Am 20.06.2016 um 15:31 schrieb Michael Keuter <li...@mksolutions.info>:

> 
> Am 20.06.2016 um 15:09 schrieb Lonnie Abelbeck <li...@lonnie.abelbeck.com>:
> 
>> Stefan,
>> 
>> Historically, AstLinux's target hardware was never up to any quality 
>> Text-to-Speech. Todays AstLinux hardware is much more capable, but users 
>> today also expect more from Text-to-Speech, ex.
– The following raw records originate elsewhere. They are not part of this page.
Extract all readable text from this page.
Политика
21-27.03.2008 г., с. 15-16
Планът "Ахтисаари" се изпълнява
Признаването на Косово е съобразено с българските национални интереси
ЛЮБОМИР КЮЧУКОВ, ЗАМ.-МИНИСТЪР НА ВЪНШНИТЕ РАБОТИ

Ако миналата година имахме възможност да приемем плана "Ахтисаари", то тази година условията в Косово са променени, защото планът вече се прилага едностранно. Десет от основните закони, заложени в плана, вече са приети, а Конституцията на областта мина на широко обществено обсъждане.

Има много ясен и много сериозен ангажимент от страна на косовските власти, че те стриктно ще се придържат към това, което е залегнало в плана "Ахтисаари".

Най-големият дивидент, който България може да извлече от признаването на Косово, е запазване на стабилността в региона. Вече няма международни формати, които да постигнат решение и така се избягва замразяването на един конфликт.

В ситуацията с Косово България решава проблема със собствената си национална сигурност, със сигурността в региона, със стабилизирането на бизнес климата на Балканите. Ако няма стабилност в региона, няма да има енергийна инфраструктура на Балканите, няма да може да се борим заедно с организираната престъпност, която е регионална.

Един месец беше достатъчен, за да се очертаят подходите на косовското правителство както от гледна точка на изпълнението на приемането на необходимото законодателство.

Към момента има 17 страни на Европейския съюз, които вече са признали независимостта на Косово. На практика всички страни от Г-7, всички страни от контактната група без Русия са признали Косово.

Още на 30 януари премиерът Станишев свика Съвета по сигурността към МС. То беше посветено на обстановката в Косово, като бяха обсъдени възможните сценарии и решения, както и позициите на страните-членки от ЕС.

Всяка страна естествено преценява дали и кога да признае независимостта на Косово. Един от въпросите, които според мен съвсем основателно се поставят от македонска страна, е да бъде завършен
Amazon Echo.
>> 
>> We have always suggested that *if* you need Text-to-Speech services, use a 
>> custom AGI in your dialplan to remotely retrieve/generate a sound file to be 
>> played locally in real time.
>> 
>> I would expect even the best Text-to-Speech would not do well with proper 
>> names, which is what you seem to want to "speak".
>> 
>> Personally, displaying the callerid name is good enough for me. :-)
>> 
>> Lonnie
>> 
>> 
>> On Jun 20, 2016, at 4:08 AM, Stefan Ulm <s....@divus.biz> wrote:
>> 
>>> Hi all,
>>> 
>>> I’m developing a small application, which will give the possibility to 
>>> start calls to certain extensions over UDP commands from external devices.
>>> A very nice feature will be, that the calling party will be spoken once the 
>>> call is accepted.
>>> For this I would need text to speech conversation in asterisk dial plan.
>>> Does Astlinux distribution have a text to speech possibility on board and 
>>> how it can be used on the fly in asterisk dialplan?
>>> 
>>> Best regards
>>> 
>>> Stefan Ulm
>>> Technical Department | Research & Development
>>> stefan....@divus.eu
> 
> Hi,
> 
> a few years ago I also had a customer request with TTS. At that times I 
> looked a bit around.
> And I stumbled upon http://espeak.sourceforge.net/index.html
> 
> I haven't tested it, but it should be kinda lightweight.

I forgot the link to the Asterisk integration:
https://github.com/zaf/Asterisk-eSpeak

>From what I figured out at that time was that "libsndfile" and "libsamplerate" 
>are needed additionally (both are available in BR2).